A Kansas taxpayer is sounding an alarm about a recent opinion by Attorney General Kris Kobach, and its effect on constituents’ access to local government notices about official government business that appear on various issues in newspapers.
The issue for Hutchinson resident Harley Teel revolves around Kansas Statute 12-1651, which defines “an official newspaper in cities of the second and third classes”, depending on population:
- 3rd Class cities are those with populations between 2,000 and 4,999
- 2nd Class cities are those with populations between 5,000 and 14,999
- 1st Class cities have populations above 15,000
The statute sets out the qualifications for “official newspapers’:
1 -It must be published at least weekly 50 times each year and have been so published for at least one year prior to the publication of any official city publication.
2 -It must be entered at the post office of publication as second-class mail matter.
3 -More than 50% of the circulation must be sold to the subscribers either on a daily, weekly, monthly or yearly basis. It shall have general paid circulation on a daily, weekly, monthly or yearly basis in the county and shall not be a trade, religious or fraternal publication.
4 -It shall have general paid circulation on a daily, weekly, monthly or yearly basis in the county and shall not be a trade, religious or fraternal publication
Teel contends a recent opinion from Kobach in a letter to State Representative Stephen Owens gives local governments an “opt-out” in providing news and information to constituents, allowing them to use only their city’s website to disseminate information to taxpayers.
In his opinion, the attorney general reasons since the statute applies to only the newspapers in second and third class cities, not those above 15,000 residents, it should not require “official newspapers” to be designated for any city, and cities are free to use only their city websites to keep their constituents informed:
“K.S.A. 12-1651(a) requires second and third class cities to designate an official city newspaper for the publishing of official city business, provided the newspaper meets the qualifications set forth in K.S.A. 12- 1651(b). However, under the home rule provisions of the Kansas Constitution, Kan. Const. Art. 12, § 5, which allows cities to exempt themselves from nonuniform acts of the legislature, a city may exempt itself by charter ordinance from the requirements set forth in K.S.A. 12-1651 because the statute is not uniformly applicable as it applies only to second- and third-class cities.”
“The home rule provisions of the Kansas Constitution empower cities to “determine their local affairs. Taking effect in 1961, the home rule amendment empowered local governments to determine their local affairs and government by ordinance. This constitutional provision is to be liberally construed in order to give cities the largest measure of self-government. While a city’s home rule authority is not limitless, any city may by charter ordinance elect to have an enactment of the legislature not apply to such city if the enactment is not uniformly applicable to all cities.”

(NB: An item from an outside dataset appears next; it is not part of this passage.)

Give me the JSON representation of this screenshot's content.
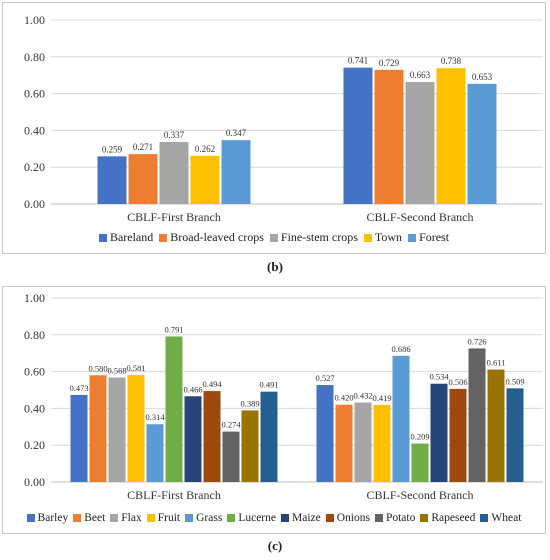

In a letter to State Representative Michael Murphy, Teel says the issue of transparency goes beyond the designation of “official newspapers” and urged action to be taken by the Legislature:
“A website can be changed in 5 seconds with no transparency to the public. I have challenged our Mayor several times on her mistakes and within minutes the website was changed even though what was voted on by the city council differed in wording. There is no public record of when a document/ordinance is placed on a website – or removed. There is no affidavit to validate the “publication”.Those are problems being created by the State Legislature with allowing website in lieu of print.
“Both first and second classes may stop the requirements of validated, unquestionable publications in print and simply place it on a website. That means that a council can approve an ordinance and by that evening it will be in force without allowing a single citizen to know ahead of the enactment. Agendas are not ever required to show everything in detail and I guarantee you that council meetings have pre-prepared documents and ordinances introduced and voted on.
“I hope you will consider these changes and challenge the opinion of Kobach. If not, please change every statute that is in the Chapters 12 through 15 and repeal them since they must be invalid according to the opinion.”
Teel concluded in an interview with The Sentinel that his concern is transparency and accountability of local government:
“Smaller towns (Cities of 2nd and 3rd class) are often subject to less revenue than what would drive a professional and thorough audit. So, they have little transparency and no audits to encourage it. I can’t say that anyone has abused the process yet but our 3rd class city just drafted the ordinance to charter out of the statute. They could literally have an ordinance in place in less than an hour. Bring it to vote on (the information can be handed out before a council meeting). Vote – approve and set the website as the new law.
“Kobach, in my opinion, is totally off base on his opinion on the statute. If this is non conforming because it applies only to 2nd and 3rd class, then they can also charter out of anything that offers different criteria for 2nd and 3 class cities. If the legislature lets them get by with this then the representatives are dumber than I thought.”
At one time, local newspapers were a primary way of connecting with city residents. But widespread access to the internet and the gradual erosion of newspaper subscriptions changed that dynamic. Now, local government entities have more cost-effective means to notify residents than publishing in newspapers, but newspaper owners don’t want to give up the revenue that comes with having a monopoly on legal notices. Eventually, the Legislature may have to craft a solution.